An hour and a half later she lay on a flat rock near the edge of the bluff trying to catch her breath. As the heat from the rocks seeped through her wet clothes, she decided the diving hadn’t been the worst part. She was a good diver, and it had even been sort of fun. The worst part was hauling her body back up that path so she could throw herself off again.
She heard him coming up the path, but unlike her, he wasn’t breathing hard. She shut her eyes. If she opened them, she’d just see what she already knew, that he’d stripped down to a pair of navy blue boxers before his first dive. It was painful to look at him—all those ripples, planes, and smooth long muscles. She’d been terrified—hopeful?—the boxers would come off in the dive, but he’d somehow managed to keep them on.
She reined in her imagination. This was exactly the kind of fantasizing that had gotten her in such terrible trouble. And maybe it was time she reminded herself that Kevin hadn’t exactly been the most memorable lover. In point of fact, he’d been a dud.
That wasn’t fair. He’d been operating under a double disadvantage. He’d been sound asleep, and he wasn’t attracted to her.

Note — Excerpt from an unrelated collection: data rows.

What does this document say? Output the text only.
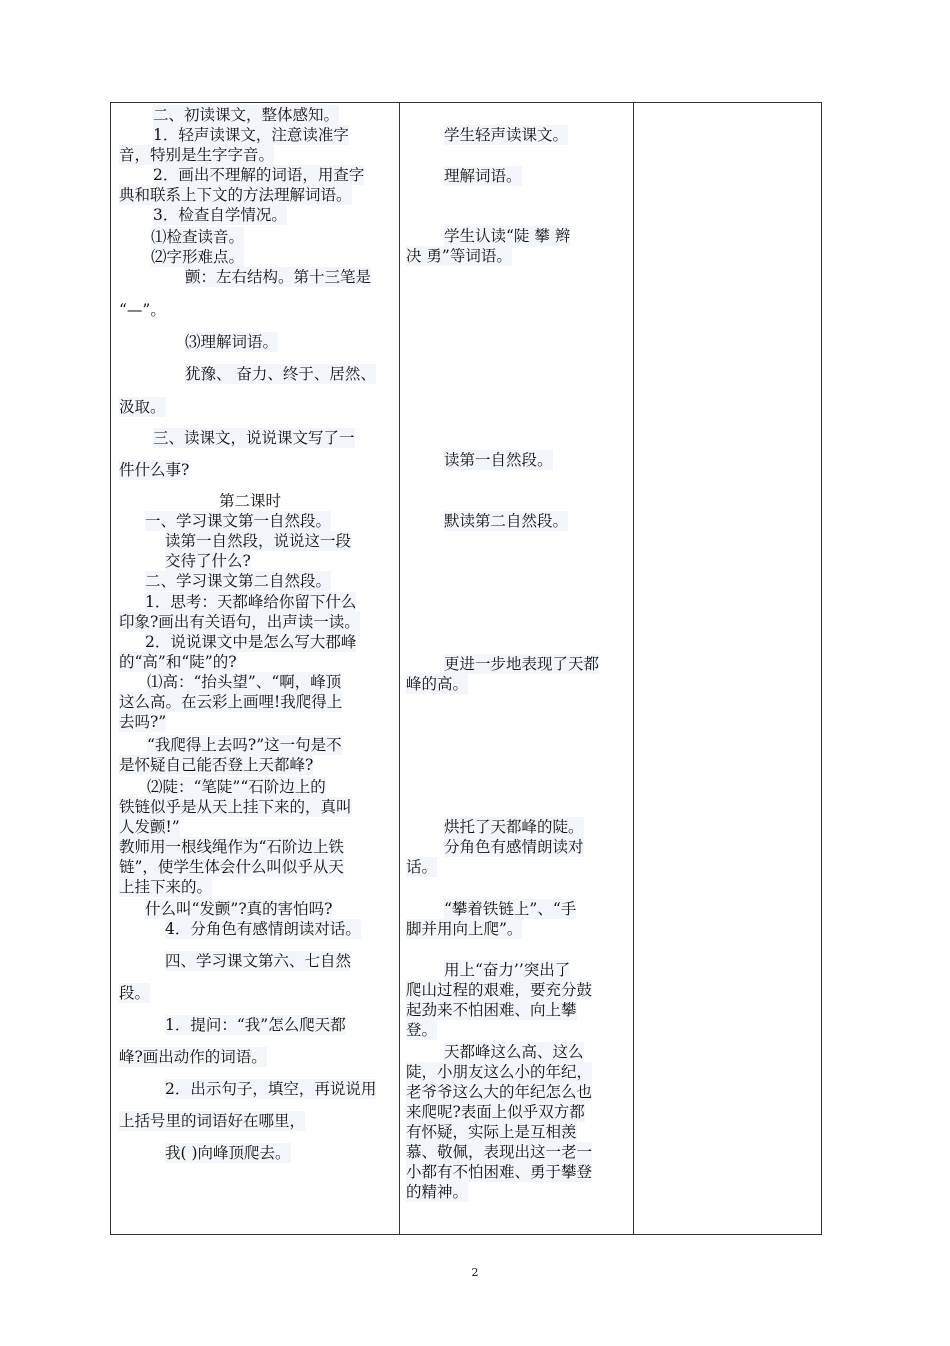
二、初读课文，整体感知。
1．轻声读课文，注意读准字
音，特别是生字字音。
2．画出不理解的词语，用查字
典和联系上下文的方法理解词语。
3．检查自学情况。
⑴检查读音。
⑵字形难点。
颤：左右结构。第十三笔是
“—”。
⑶理解词语。
犹豫、 奋力、终于、居然、
汲取。
三、读课文，说说课文写了一
件什么事?
第二课时
一、学习课文第一自然段。
读第一自然段，说说这一段
交待了什么?
二、学习课文第二自然段。
1．思考：天都峰给你留下什么
印象?画出有关语句，出声读一读。
2．说说课文中是怎么写大郡峰
的“高”和“陡”的?
⑴高：“抬头望”、“啊，峰顶
这么高。在云彩上画哩!我爬得上
去吗?”
“我爬得上去吗?”这一句是不
是怀疑自己能否登上天都峰?
⑵陡：“笔陡”“石阶边上的
铁链似乎是从天上挂下来的，真叫
人发颤!”
教师用一根线绳作为“石阶边上铁
链”，使学生体会什么叫似乎从天
上挂下来的。
什么叫“发颤”?真的害怕吗?
4．分角色有感情朗读对话。
四、学习课文第六、七自然
段。
1．提问：“我”怎么爬天都
峰?画出动作的词语。
2．出示句子，填空，再说说用
上括号里的词语好在哪里，
我( )向峰顶爬去。
学生轻声读课文。
理解词语。
学生认读“陡 攀 辫
决 勇”等词语。
读第一自然段。
默读第二自然段。
更进一步地表现了天都
峰的高。
烘托了天都峰的陡。
分角色有感情朗读对
话。
“攀着铁链上”、“手
脚并用向上爬”。
用上“奋力’’突出了
爬山过程的艰难，要充分鼓
起劲来不怕困难、向上攀
登。
天都峰这么高、这么
陡，小朋友这么小的年纪，
老爷爷这么大的年纪怎么也
来爬呢?表面上似乎双方都
有怀疑，实际上是互相羡
慕、敬佩，表现出这一老一
小都有不怕困难、勇于攀登
的精神。
2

Some things hadn’t changed. Although he seemed to have worked past his contempt for her, he hadn’t sent out any signals that he found her sexually irresistible—or even remotely appealing.
The fact that she could think about sex was upsetting but also encouraging. The first crocus seemed to have popped up in the dark winter of her soul.
H
e flopped down next to her and stretched out on his back. She smelled heat, lake, and devil man.
“No more somersaults, Molly. I mean it. You were too close to the rocks.”
“I only did one, and I knew exactly where the edge was.”
“You heard me.”
“Jeez, you sound like Dan.”
“I’m not even going to think about what he’d say if he saw you do that.”
They lay there for a while in silence that was surprisingly companionable. Every one of her muscles felt achy but relaxed.
Daphne lay sunning herself on a rock when Benny came racing up the path. He was crying.
“What’s the matter, Benny?”
“Nothing. Go away!”
Her eyes flicked open. It had been nearly four months since Daphne and Benny had held an imaginary conversation in her head. Probably just a fluke. She rolled toward Kevin. Although she didn’t want to ruin the good time they’d been having, he needed help dealing with Lilly just as she needed help dealing with the loss of Sarah.
His eyes were closed. She noticed that his lashes were darker than his hair, which was already drying at the temples. She rested her chin on her hand. “Did you always know that Lilly was your birth mother?”
He didn’t open his eyes. “My parents told me when I was six.”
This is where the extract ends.